New Brunswick found to be top city for students studying communication, media studies
A report from College Factual ranked Rutgers’ Communication and Media Studies program in the top 15% of all similar programs in the country.
One of the focuses of the Department of Communications is the digital environment that society has become, according to the School of Communication and Information website. Founded in 1982, the school's research and teaching focuses specifically on organizational communication, social media, library and information science and journalism and information technology.
“The school’s competitive and renowned programs prepare students for top careers in today’s digital environment,” according to the website.

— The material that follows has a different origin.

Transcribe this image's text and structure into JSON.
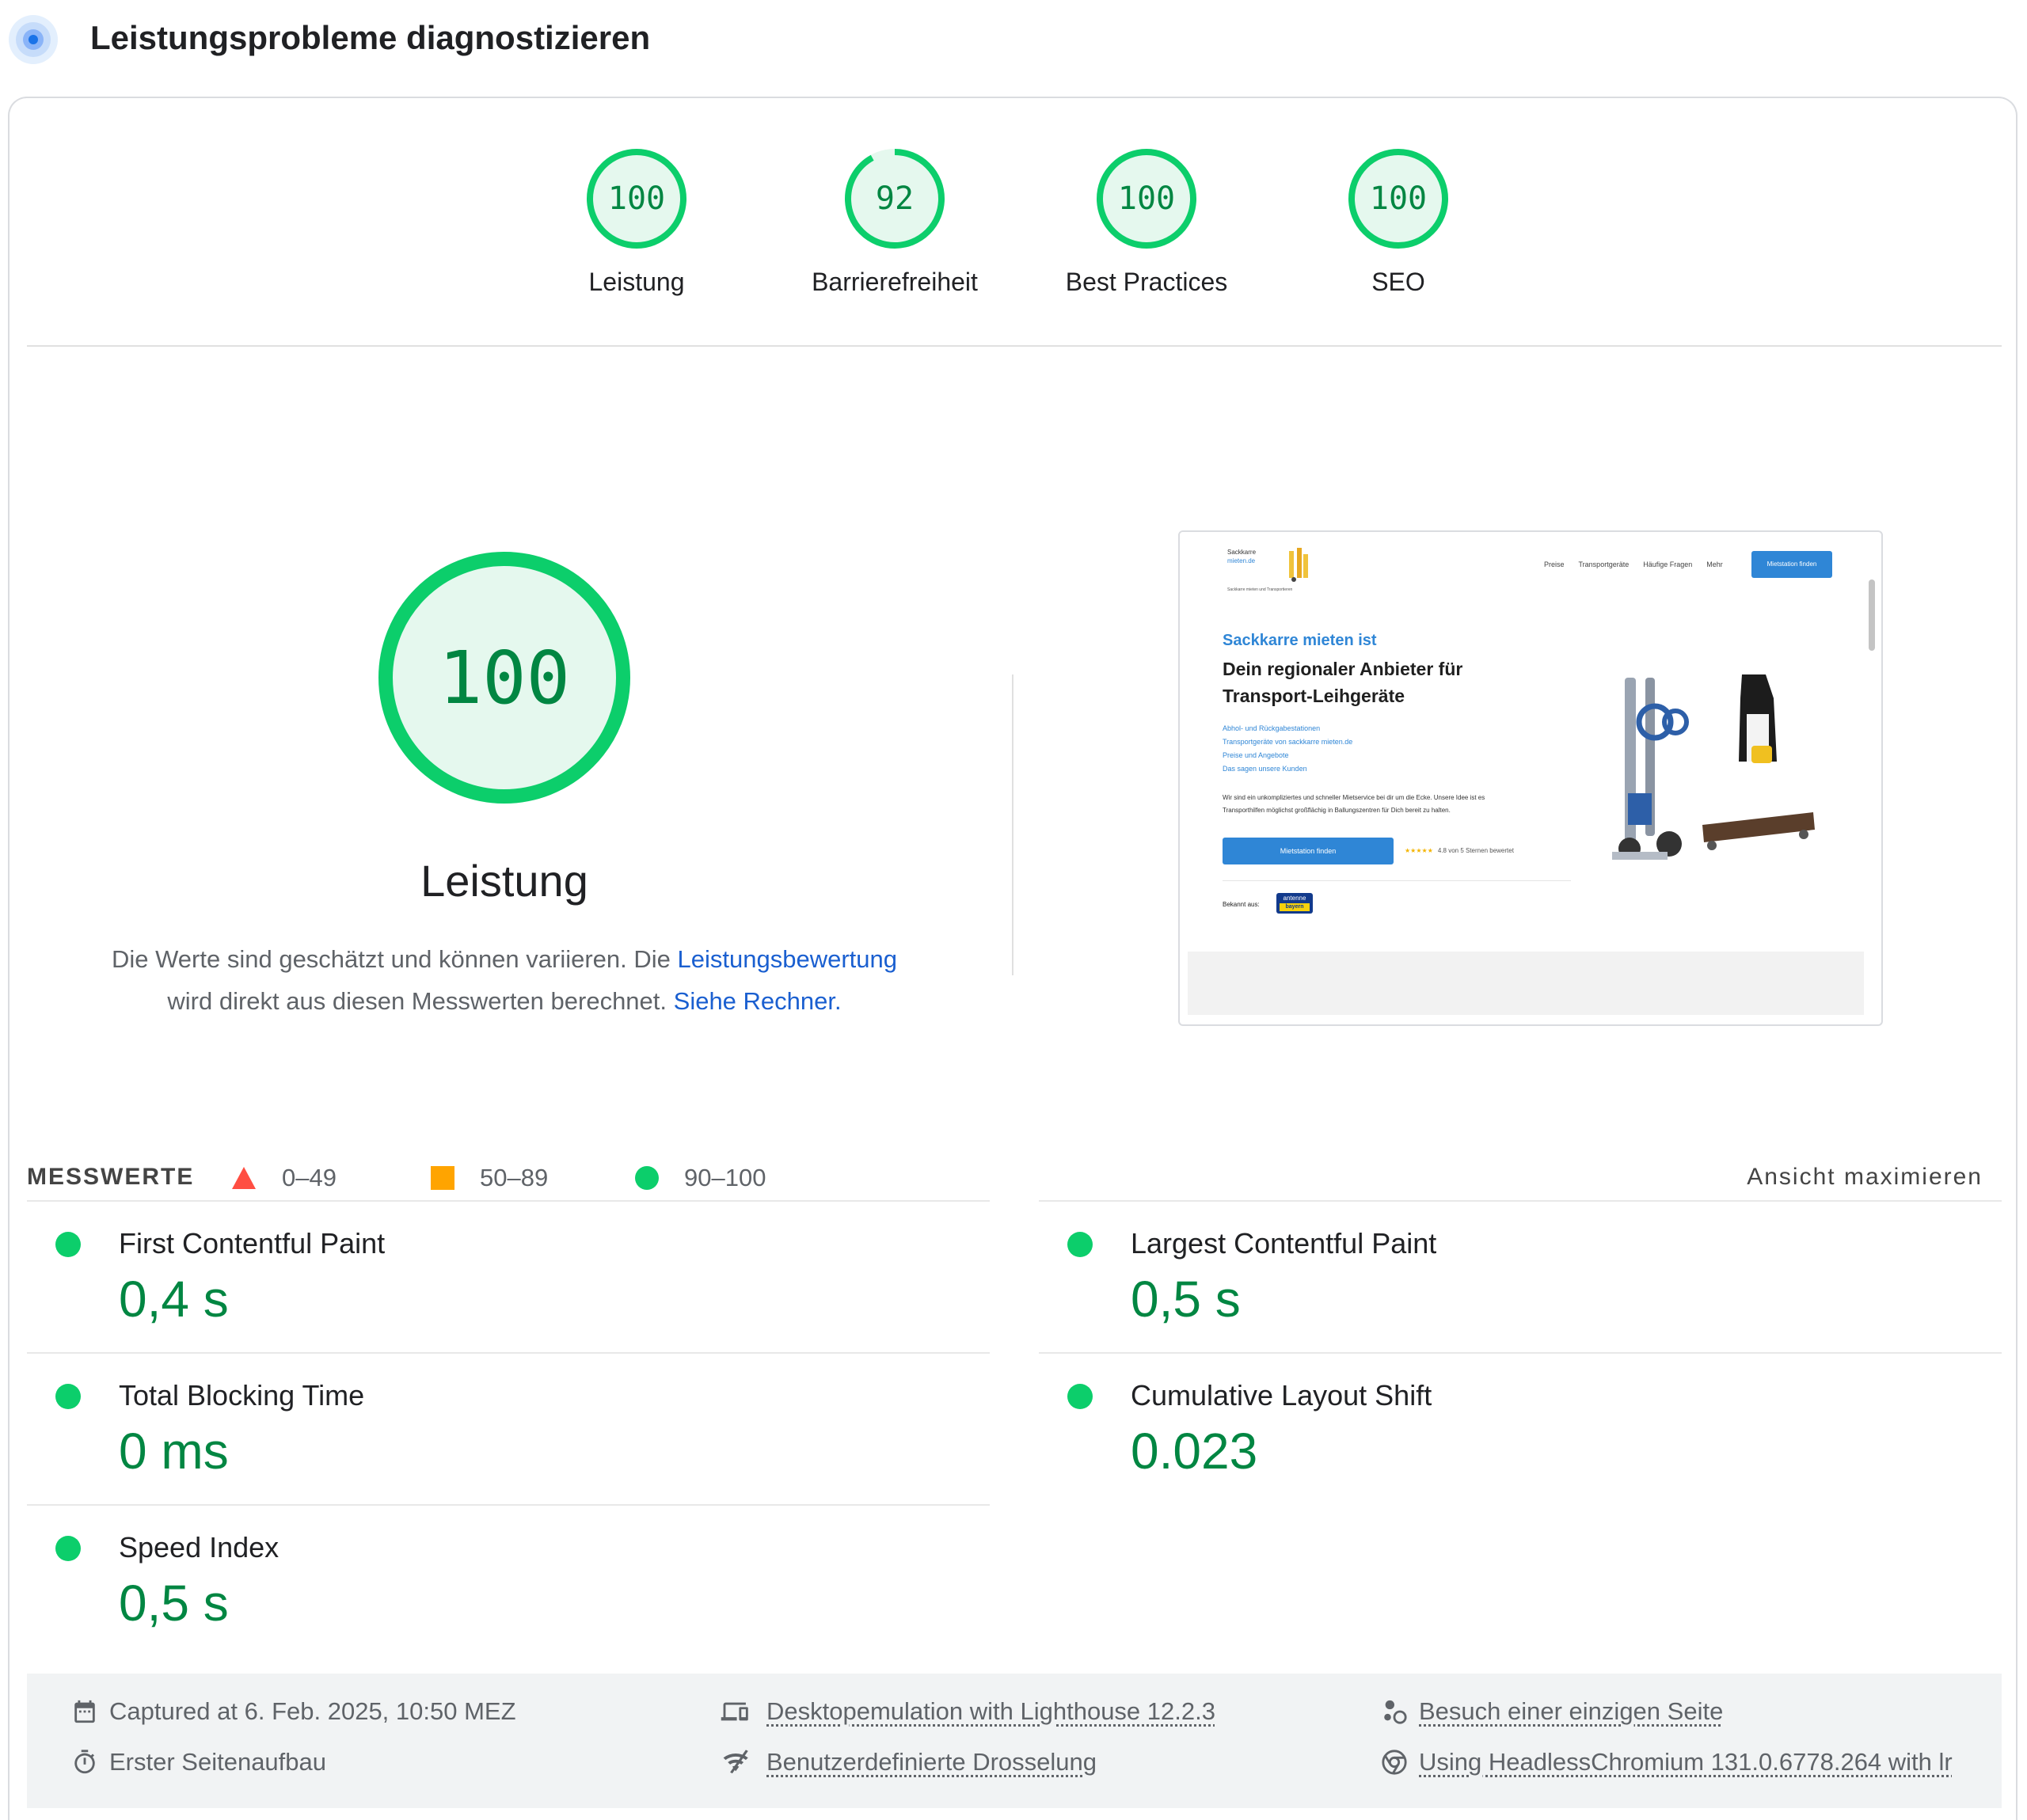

The school was founded after merging with the Graduate School of Library and Information Studies, the School of Communication Studies and the Department of Urban Journalism.
Rutgers’ Communication and Media Studies program was also ranked second in the state of New Jersey. College Factual reported that graduates of the school out-earn students at other colleges by “a significant amount.”
Mary Chayko, a professor of Communication and Information and director of Undergraduate Interdisciplinary Studies at the School of Communication and Information, gave further insight on the success of the program, as well as what students learn about.
“Students at SCI are provided with skills, tools and understandings to help them succeed in today’s constantly changing communication, information and media environments,” she said. “Whether they're interested in social media, public relations, journalism, information technology and informatics, organizational communication or many other fields of study, SCI helps students prepare for top careers in all kinds of settings.”
Jack Bratich, an associate professor of Journalism and Media Studies, also spoke about the importance of the School of Communication and Information.
“Our wide range of faculty backgrounds and approaches creates a holistic learning environment that equips students with the analytic and ethical tools they need to become successful, socially conscious professionals,” he said.
When asked about the success of the Department of Communications, Chayko credited the faculty for their work, as well as the research that it does.
“It's our world-class faculty. Some of the top professors and researchers in the world who specialize in communication, information and media are here at SCI,” Chayko said.
Students in the School of Communication and Information share similar sentiments. Keyur Palan, a School of Arts and Sciences sophomore, highlighted the school’s use of hybrid scheduling, which includes numerous online classes.
“Most of the courses are hybrid, so it’s a break from the regular class routine, because you only go to class once a week, and then the other classes are online,” Palan said.
New Brunswick in particular is a good spot for the School of Communication and Information's students, Chayko said, because the culture of the city provides them with content to focus on.
“It's loaded with places to go and things to do, some of which are at Rutgers and some of which are in town. There are lots of stories to tell in this busy, thriving area, and SCI students learn the most interesting, effective ways to tell and share these stories,” Chayko said.
The train station also provides access to larger cities, where students may find more opportunities, she said. New York City is the second best city for entertainment, media and public relations jobs, all of which are covered by the School of Communication and Information, according to Forbes.
Outside of the potential financial benefits, students in the School of Communication and Information find the coursework enjoyable. Palan also said that he personally enjoys the curriculum.
“It’s also a quick paced curriculum, so it’s enjoyable compared to all the other curriculums that are offered,” Palan said.
Bratich expanded on the importance of giving students the well rounded experience, and said the Department of Communications needed help students be both intellectuals and give them practical experience.
“As a professional school, we understand the need to place students in a world where they can become leaders and innovators in the growing media, communication and information industries,” Bratich said.
Chayko added that the skills necessary to perform in the world are taught at the School of Communication and Information.
“The world around us is changing rapidly, and information and communication technologies and media are at the heart of these changes. We need to understand this world and use these tools expertly to be productive and safe in it, and to be of assistance to those around us as well. These are survival skills in the digital age, and SCI equips students with them,” she said.